The tragic moment, in particular the intervention of Saint Maximilian, which could have lasted only 50 seconds, stunned all prisoners. What did this mean to Gajowniczek?

It was not his first salvation in the field, nor the last one. A few months earlier, he was among the 300 prisoners chosen to be executed in retaliation for the destruction of a train carrying German soldiers by partisans, but the order was revoked at the last moment.

Then, in 1942, Tifus contracted. A 40 -degree fever used to mean the execution in the countryside, but his prison companions refused to let Gajowniczek die, forcing him to survive as living testimony of the sacrifice of San Maximiliano. This time, a doctor who knew from the army administered injections to lower his fever, saving his life.

“Even more, I wanted to live so that Father Kolbe’s sacrifice was not in vain,” he said years after the war. “I protected myself with twice a string of.

The desire to live from Gajowniczek were extraordinary. He survived Auschwitz and Sachsenhause, another Nazi concentration camp. He survived a death march two weeks before the end of the war: 12 days without food or water, subsisting based on dry grass and orgas. I still didn’t know that tragic news awaited at home.

Mourning

In the fall of 1945, Gajowniczek returned to Poland. In Rawa Mazowieckka, a small town about 80 kilometers from Warsaw, met with his wife. Minutes later, they were next to their children’s tombs. His deaths were a tragedy that should not have happened, which aggravated Gajowniczek’s own story. Their loved ones had almost survived war, but the children perished in a bombing of the Red Army on January 17, 1945 about the people, a place on the war route. His mother had gone to send a package to her husband in the field; Upon returning, he found his bodies among the fallen; Gajowniczek was saved just to cry to his children.

They could not stay in Warsaw. The Ruinosa “City of the Dead” reminded them of a cemetery and their children. In 1946, they moved to Brzeg, near Breslavia. They had no more children and once they considered adopting a girl, Tereska, although they did not get it. He got a job in a municipal office; She worked in a store. His home on Lwowska Street was mired in silence. Gajowniczek raised otters (a type of rodent) and rabbits, and took care of bees. After work, they walked to the Park of La Libertad, where they talked about their children.

“If I had not lived, my wife would not have left them to send me a package.
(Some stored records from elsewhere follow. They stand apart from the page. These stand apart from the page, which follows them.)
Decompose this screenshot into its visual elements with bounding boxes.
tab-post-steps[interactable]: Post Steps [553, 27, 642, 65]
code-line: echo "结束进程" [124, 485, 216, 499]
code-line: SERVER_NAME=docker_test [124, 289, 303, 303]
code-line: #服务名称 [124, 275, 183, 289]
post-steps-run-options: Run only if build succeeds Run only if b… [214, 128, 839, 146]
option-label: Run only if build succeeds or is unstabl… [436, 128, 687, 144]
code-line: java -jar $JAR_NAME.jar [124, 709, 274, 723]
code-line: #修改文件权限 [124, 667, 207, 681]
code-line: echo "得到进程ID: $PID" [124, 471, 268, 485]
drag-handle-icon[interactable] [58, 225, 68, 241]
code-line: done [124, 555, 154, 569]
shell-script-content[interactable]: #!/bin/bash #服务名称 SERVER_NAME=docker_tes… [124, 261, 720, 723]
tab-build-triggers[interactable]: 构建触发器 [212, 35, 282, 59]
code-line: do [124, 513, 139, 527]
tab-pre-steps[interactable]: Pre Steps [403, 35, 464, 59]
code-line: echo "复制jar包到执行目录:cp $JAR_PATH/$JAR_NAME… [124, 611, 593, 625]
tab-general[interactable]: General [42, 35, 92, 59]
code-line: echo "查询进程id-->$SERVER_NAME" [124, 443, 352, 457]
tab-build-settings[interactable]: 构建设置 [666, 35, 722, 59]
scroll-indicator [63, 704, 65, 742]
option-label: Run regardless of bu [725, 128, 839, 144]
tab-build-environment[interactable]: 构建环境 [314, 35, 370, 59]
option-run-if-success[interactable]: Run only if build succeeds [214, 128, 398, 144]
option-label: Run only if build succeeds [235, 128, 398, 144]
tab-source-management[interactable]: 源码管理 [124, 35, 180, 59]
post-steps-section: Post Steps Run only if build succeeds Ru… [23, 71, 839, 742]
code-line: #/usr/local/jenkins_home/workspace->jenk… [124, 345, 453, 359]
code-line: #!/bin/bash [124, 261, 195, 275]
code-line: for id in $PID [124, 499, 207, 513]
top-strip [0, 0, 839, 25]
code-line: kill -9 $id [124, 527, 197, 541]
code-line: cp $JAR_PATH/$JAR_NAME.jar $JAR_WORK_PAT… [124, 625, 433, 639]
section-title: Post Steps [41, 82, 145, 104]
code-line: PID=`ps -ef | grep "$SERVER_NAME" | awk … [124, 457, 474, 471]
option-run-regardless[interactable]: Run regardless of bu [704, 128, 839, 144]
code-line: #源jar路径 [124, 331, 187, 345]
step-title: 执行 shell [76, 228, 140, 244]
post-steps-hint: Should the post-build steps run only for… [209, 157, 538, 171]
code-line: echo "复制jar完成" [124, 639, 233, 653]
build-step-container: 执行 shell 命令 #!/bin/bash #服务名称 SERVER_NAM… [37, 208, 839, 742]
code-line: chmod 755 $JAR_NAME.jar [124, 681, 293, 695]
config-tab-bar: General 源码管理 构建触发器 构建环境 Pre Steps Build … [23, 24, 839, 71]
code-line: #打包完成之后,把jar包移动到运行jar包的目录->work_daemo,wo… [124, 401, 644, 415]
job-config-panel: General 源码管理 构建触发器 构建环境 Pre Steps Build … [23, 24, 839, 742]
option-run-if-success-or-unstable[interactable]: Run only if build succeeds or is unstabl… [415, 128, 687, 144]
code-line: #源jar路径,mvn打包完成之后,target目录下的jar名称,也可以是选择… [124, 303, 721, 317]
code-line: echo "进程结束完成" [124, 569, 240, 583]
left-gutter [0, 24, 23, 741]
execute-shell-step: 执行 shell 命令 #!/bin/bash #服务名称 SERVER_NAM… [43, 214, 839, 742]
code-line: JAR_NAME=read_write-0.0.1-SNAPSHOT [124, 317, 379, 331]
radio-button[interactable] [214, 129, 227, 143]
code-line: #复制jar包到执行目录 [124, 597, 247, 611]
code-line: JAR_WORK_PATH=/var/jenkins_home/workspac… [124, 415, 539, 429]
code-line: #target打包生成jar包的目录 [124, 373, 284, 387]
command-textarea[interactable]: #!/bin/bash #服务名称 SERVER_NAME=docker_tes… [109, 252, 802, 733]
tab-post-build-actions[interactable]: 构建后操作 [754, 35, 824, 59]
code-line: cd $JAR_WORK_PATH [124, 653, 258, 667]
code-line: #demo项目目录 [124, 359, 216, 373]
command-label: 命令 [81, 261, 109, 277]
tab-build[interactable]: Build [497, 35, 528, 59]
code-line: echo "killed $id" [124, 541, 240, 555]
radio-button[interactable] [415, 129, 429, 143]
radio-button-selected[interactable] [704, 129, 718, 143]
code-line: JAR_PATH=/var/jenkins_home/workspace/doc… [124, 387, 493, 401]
It would have been better for me to have died and they lived, but such is the divine will that I resurrected in their name, and they perished,” he reflected years later.

Shortly after the war, the Knight of the Immaculate published the first stories of the death of Father Kolbe, along with a warning looking for anonymous “family” for whom San Maximilian had sacrificed his life.

It is unknown how Immaculate Knight until Gajowniczek. The truth is that, in May 1946, he published his testimony, “the survivor’s voice.” His last passage emphasizes: “I grew up in a religious environment; I kept my faith in the most difficult moments; religion was my only sustenance and hope at that time. The sacrifice of Father Maximilian Kolbe further intensified my religiosity and devotion to the Catholic Church, from which such heroes arise.”

In 1949, Father Kolbe’s beatification process began. Pope Paul VI beatified him as a confessor in 1971 and Pope John Paul II canonized him as a martyr in 1982. Gajowniczek attended all these events, and his life was increasingly marked by this extraordinary story.

His last years

Helena died in 1982, year of Kolbe’s canonization, and was buried with her children. Gajowniczek stayed alone. At the end of the 1980s, Gajowniczek, with more than 80 years, married his caregiver, Janina. His home became a visiting center, including a memorable pilgrimage of religious superiors in Japan. Gajowniczek and Janina frequently traveled through Europe and the United States, where, in 1989, he met with President George Hw Bush in the White House.

Gajowniczek visited Navokalanów frequently, especially on August 14 and 15, dates related to the death and feast of Father Kolbe. On March 13, 1995, he died in Brzeg at age 94, accompanied by Janina. According to his desire, he was buried in the Cemetery of Nivalanów. At the funeral, the bishop said: “It was a living relic that remained after Father Maximiliano.”